I was at my local nuts and bolts store yesterday here in Manila. I was looking for thread rod to run a cheap plywood frame 3040 CNC. I had had issues with whipping of the previous machine builds that used m8 rod with a 1.25mm pitch. So I picked up some m12 with a 1.75mm pitch.

they also have up to 30mm thread rod in stock.

I am thinking of going up to 16mm thread rod with a 2mm pitch for a future build.

has anyone messed with the larger thread rod for CNC machines here?

For the Z axis? There should be very little friction, no where near enough to cause and sort of whipping.

For x and y you’ll get whipping even with the bigger threaded rod. None of it is perfectly straight, so you’ll induce some centripetal forces when you spin them. That’s why pretty much all of them will use lead screws, which are ground straight, or belts, chains or a rack and pinion gear assembly.

Bigger rod is higher pitch which is less turns for same movement which equals a lower turn speed of the rod and less whipping along with the added stiffness…

Yes I am very familiar with ball screws and acme screws. I buy them all the time from China.

I build and service CNC routers, 3D printers and co2 lasers full time. This however is my search for a very low cost machine that does not need the China imports.

As far as the z axis goes, I had a m8 thread rod wear out in less than a hour of use with a 1.5kw spindle on a open builds style machine recently.

That reminds me, I need to look at my threaded rod after that last project…

Another thing that occurred to me.

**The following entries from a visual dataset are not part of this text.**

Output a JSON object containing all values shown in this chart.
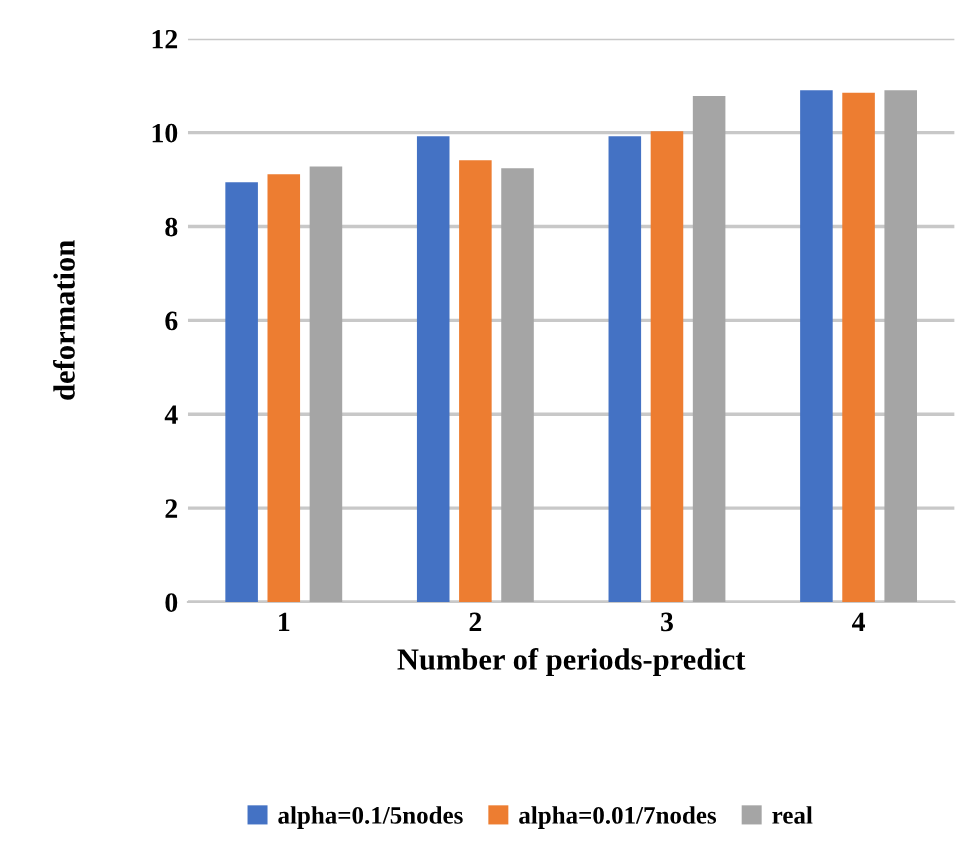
{
  "chart_data": {
    "type": "bar",
    "xlabel": "Number of periods-predict",
    "ylabel": "deformation",
    "categories": [
      "1",
      "2",
      "3",
      "4"
    ],
    "series": [
      {
        "name": "alpha=0.1/5nodes",
        "color": "#4472c4",
        "values": [
          8.94,
          9.92,
          9.92,
          10.9
        ]
      },
      {
        "name": "alpha=0.01/7nodes",
        "color": "#ed7d31",
        "values": [
          9.11,
          9.41,
          10.03,
          10.85
        ]
      },
      {
        "name": "real",
        "color": "#a5a5a5",
        "values": [
          9.28,
          9.24,
          10.78,
          10.9
        ]
      }
    ],
    "ylim": [
      0,
      12
    ],
    "yticks": [
      0,
      2,
      4,
      6,
      8,
      10,
      12
    ],
    "grid": "y",
    "legend": "bottom"
  }
}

With m8 I was essentially limited to 600mm per minute speed.

Going up to m16 should get me 1200 mm per minute with the bigger pitch and added stiffness…

Btw, have you ever seen the lumen labs CNC router? It is machined delrin and acme screws, but it looks printable…

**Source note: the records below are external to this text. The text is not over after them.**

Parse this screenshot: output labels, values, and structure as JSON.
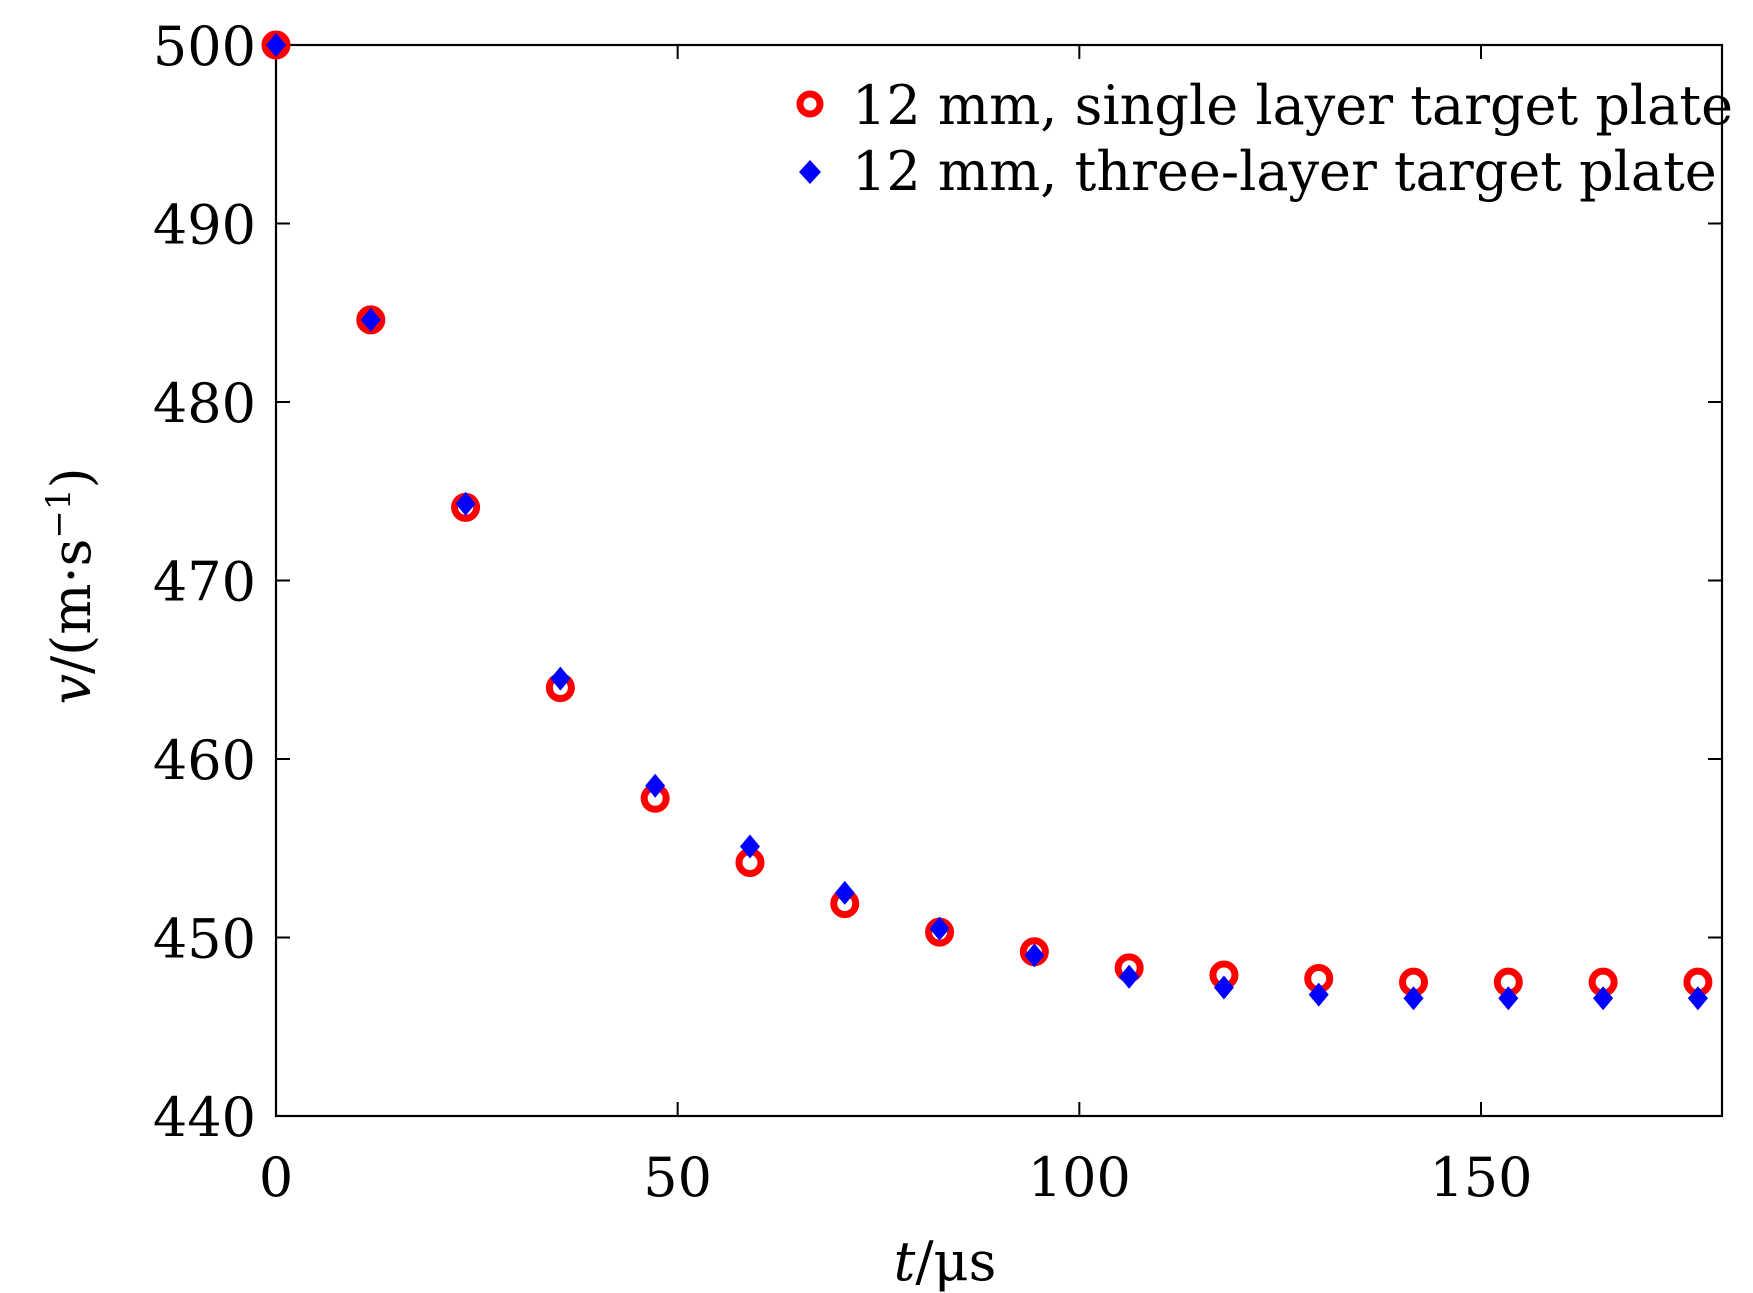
{
  "chart_data": {
    "type": "scatter",
    "title": "",
    "xlabel_italic": "t",
    "xlabel_rest": "/μs",
    "ylabel_italic": "v",
    "ylabel_rest": "/(m·s",
    "ylabel_sup": "−1",
    "ylabel_close": ")",
    "xlim": [
      0,
      180
    ],
    "ylim": [
      440,
      500
    ],
    "xticks": [
      0,
      50,
      100,
      150
    ],
    "xtick_labels": [
      "0",
      "50",
      "100",
      "150"
    ],
    "yticks": [
      440,
      450,
      460,
      470,
      480,
      490,
      500
    ],
    "ytick_labels": [
      "440",
      "450",
      "460",
      "470",
      "480",
      "490",
      "500"
    ],
    "grid": false,
    "legend_position": "top-right",
    "series": [
      {
        "name": "12 mm, single layer target plate",
        "marker": "open-circle",
        "color": "#ff0000",
        "x": [
          0,
          11.8,
          23.6,
          35.4,
          47.2,
          59,
          70.8,
          82.6,
          94.4,
          106.2,
          118,
          129.8,
          141.6,
          153.4,
          165.2,
          177
        ],
        "y": [
          500,
          484.6,
          474.1,
          464.0,
          457.8,
          454.2,
          451.9,
          450.3,
          449.2,
          448.3,
          447.9,
          447.7,
          447.5,
          447.5,
          447.5,
          447.5
        ]
      },
      {
        "name": "12 mm, three-layer target plate",
        "marker": "filled-diamond",
        "color": "#0000ff",
        "x": [
          0,
          11.8,
          23.6,
          35.4,
          47.2,
          59,
          70.8,
          82.6,
          94.4,
          106.2,
          118,
          129.8,
          141.6,
          153.4,
          165.2,
          177
        ],
        "y": [
          500,
          484.6,
          474.3,
          464.5,
          458.5,
          455.1,
          452.5,
          450.5,
          449.0,
          447.8,
          447.2,
          446.8,
          446.6,
          446.6,
          446.6,
          446.6
        ]
      }
    ]
  }
}
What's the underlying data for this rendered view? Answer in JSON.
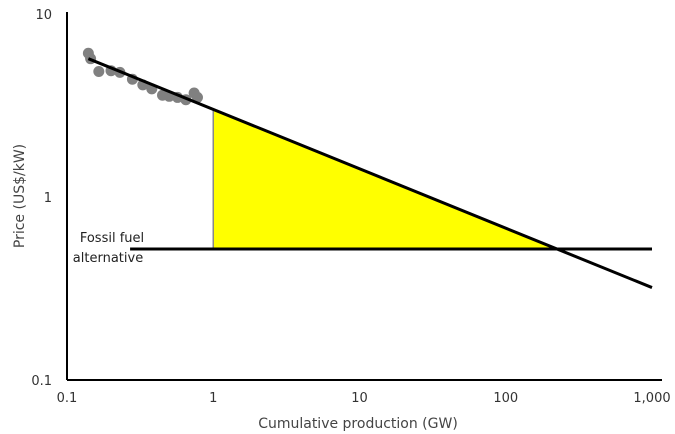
{
  "chart_data": {
    "type": "scatter",
    "title": "",
    "xlabel": "Cumulative production (GW)",
    "ylabel": "Price (US$/kW)",
    "xscale": "log",
    "yscale": "log",
    "xlim": [
      0.1,
      1000
    ],
    "ylim": [
      0.1,
      10
    ],
    "x_ticks": [
      {
        "value": 0.1,
        "label": "0.1"
      },
      {
        "value": 1,
        "label": "1"
      },
      {
        "value": 10,
        "label": "10"
      },
      {
        "value": 100,
        "label": "100"
      },
      {
        "value": 1000,
        "label": "1,000"
      }
    ],
    "y_ticks": [
      {
        "value": 0.1,
        "label": "0.1"
      },
      {
        "value": 1,
        "label": "1"
      },
      {
        "value": 10,
        "label": "10"
      }
    ],
    "grid": false,
    "legend": "none",
    "series": [
      {
        "type": "scatter",
        "color": "#808080",
        "points": [
          {
            "x": 0.14,
            "y": 6.1
          },
          {
            "x": 0.145,
            "y": 5.7
          },
          {
            "x": 0.165,
            "y": 4.85
          },
          {
            "x": 0.2,
            "y": 4.9
          },
          {
            "x": 0.23,
            "y": 4.8
          },
          {
            "x": 0.28,
            "y": 4.4
          },
          {
            "x": 0.33,
            "y": 4.1
          },
          {
            "x": 0.38,
            "y": 3.9
          },
          {
            "x": 0.45,
            "y": 3.6
          },
          {
            "x": 0.5,
            "y": 3.55
          },
          {
            "x": 0.57,
            "y": 3.5
          },
          {
            "x": 0.65,
            "y": 3.4
          },
          {
            "x": 0.74,
            "y": 3.7
          },
          {
            "x": 0.78,
            "y": 3.5
          }
        ]
      }
    ],
    "experience_curve": {
      "color": "#000000",
      "points": [
        {
          "x": 0.14,
          "y": 5.7
        },
        {
          "x": 1000,
          "y": 0.32
        }
      ]
    },
    "fossil_fuel": {
      "label_line1": "Fossil fuel",
      "label_line2": "alternative",
      "y": 0.52,
      "x_start": 0.27,
      "x_end": 1000,
      "color": "#000000"
    },
    "learning_investment": {
      "fill": "#FFFF00",
      "x_start": 1,
      "x_end": 220,
      "top_y": 3.0,
      "bottom_y": 0.52
    }
  }
}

Didn’t Lumen Labs go under 5-6 years ago? I don’t think they ever open sourced their designs…

The ~600mm/m max on Z is due to the 1/32 stepping on the drivers and the Arduino running out of puff generating the signals needed. I’ve set mine to 1/8 stepping and can get ~840mm/m, it’s not 4 times original-speed because of the mechanics, but the CPU seems happier with cycles seemingly spare now and it’s a nice speed upgrade. With larger thread, expect more friction, and I guess don’t expect twice the speed.

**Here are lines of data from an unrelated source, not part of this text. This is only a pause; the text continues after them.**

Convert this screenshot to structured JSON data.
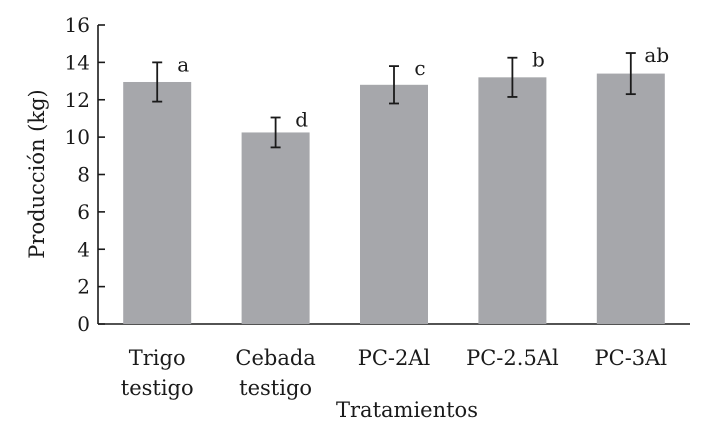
{
  "chart_data": {
    "type": "bar",
    "categories": [
      [
        "Trigo",
        "testigo"
      ],
      [
        "Cebada",
        "testigo"
      ],
      [
        "PC-2Al"
      ],
      [
        "PC-2.5Al"
      ],
      [
        "PC-3Al"
      ]
    ],
    "values": [
      12.95,
      10.25,
      12.8,
      13.2,
      13.4
    ],
    "error": [
      1.05,
      0.8,
      1.0,
      1.05,
      1.1
    ],
    "significance_labels": [
      "a",
      "d",
      "c",
      "b",
      "ab"
    ],
    "xlabel": "Tratamientos",
    "ylabel": "Producción (kg)",
    "ylim": [
      0,
      16
    ],
    "yticks": [
      "0",
      "2",
      "4",
      "6",
      "8",
      "10",
      "12",
      "14",
      "16"
    ],
    "bar_color": "#a6a7ab",
    "grid": false
  }
}
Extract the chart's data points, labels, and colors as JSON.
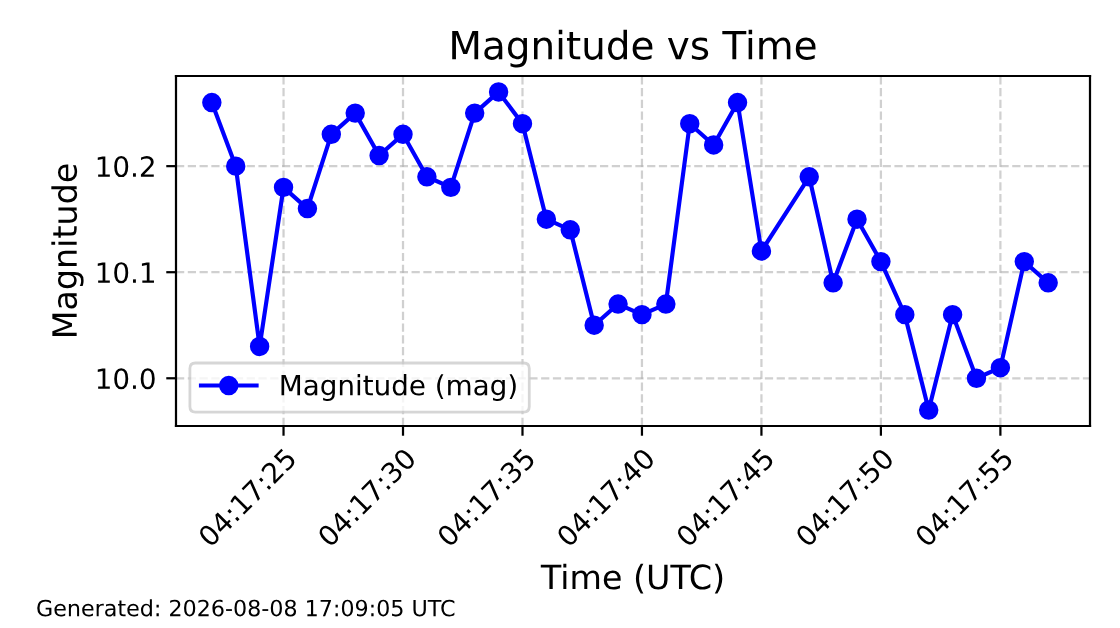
{
  "chart_data": {
    "type": "line",
    "title": "Magnitude vs Time",
    "xlabel": "Time (UTC)",
    "ylabel": "Magnitude",
    "x": [
      4.2894444,
      4.2897222,
      4.29,
      4.2902778,
      4.2905556,
      4.2908333,
      4.2911111,
      4.2913889,
      4.2916667,
      4.2919444,
      4.2922222,
      4.2925,
      4.2927778,
      4.2930556,
      4.2933333,
      4.2936111,
      4.2938889,
      4.2941667,
      4.2944444,
      4.2947222,
      4.295,
      4.2952778,
      4.2955556,
      4.2958333,
      4.2963889,
      4.2966667,
      4.2969444,
      4.2972222,
      4.2975,
      4.2977778,
      4.2980556,
      4.2983333,
      4.2986111,
      4.2988889,
      4.2991667
    ],
    "series": [
      {
        "name": "Magnitude (mag)",
        "color": "#0000ff",
        "values": [
          10.26,
          10.2,
          10.03,
          10.18,
          10.16,
          10.23,
          10.25,
          10.21,
          10.23,
          10.19,
          10.18,
          10.25,
          10.27,
          10.24,
          10.15,
          10.14,
          10.05,
          10.07,
          10.06,
          10.07,
          10.24,
          10.22,
          10.26,
          10.12,
          10.19,
          10.09,
          10.15,
          10.11,
          10.06,
          9.97,
          10.06,
          10.0,
          10.01,
          10.11,
          10.09
        ]
      }
    ],
    "xlim": [
      4.2890278,
      4.2996528
    ],
    "xticks": [
      {
        "value": 4.2902778,
        "label": "04:17:25"
      },
      {
        "value": 4.2916667,
        "label": "04:17:30"
      },
      {
        "value": 4.2930556,
        "label": "04:17:35"
      },
      {
        "value": 4.2944444,
        "label": "04:17:40"
      },
      {
        "value": 4.2958333,
        "label": "04:17:45"
      },
      {
        "value": 4.2972222,
        "label": "04:17:50"
      },
      {
        "value": 4.2986111,
        "label": "04:17:55"
      }
    ],
    "ylim": [
      9.955,
      10.285
    ],
    "yticks": [
      {
        "value": 10.0,
        "label": "10.0"
      },
      {
        "value": 10.1,
        "label": "10.1"
      },
      {
        "value": 10.2,
        "label": "10.2"
      }
    ],
    "grid": true,
    "legend": "bottom left",
    "marker": "circle",
    "line_style": "solid",
    "annotations": [
      "Generated: 2026-08-08 17:09:05 UTC"
    ]
  }
}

I’m planning on running 265 oz steppers for my bigger machines. The entire kit of motors, drivers, power supply and control board is only $150

No lumen labs never open sourced their design. Apparently the creator had health issues.

If I had more budget, I could reverse engineer it and send tp a CNC shop here…

The design was/is quite ingenious.

I posted a set of cad files for a printed variation on thingiverse a year ago.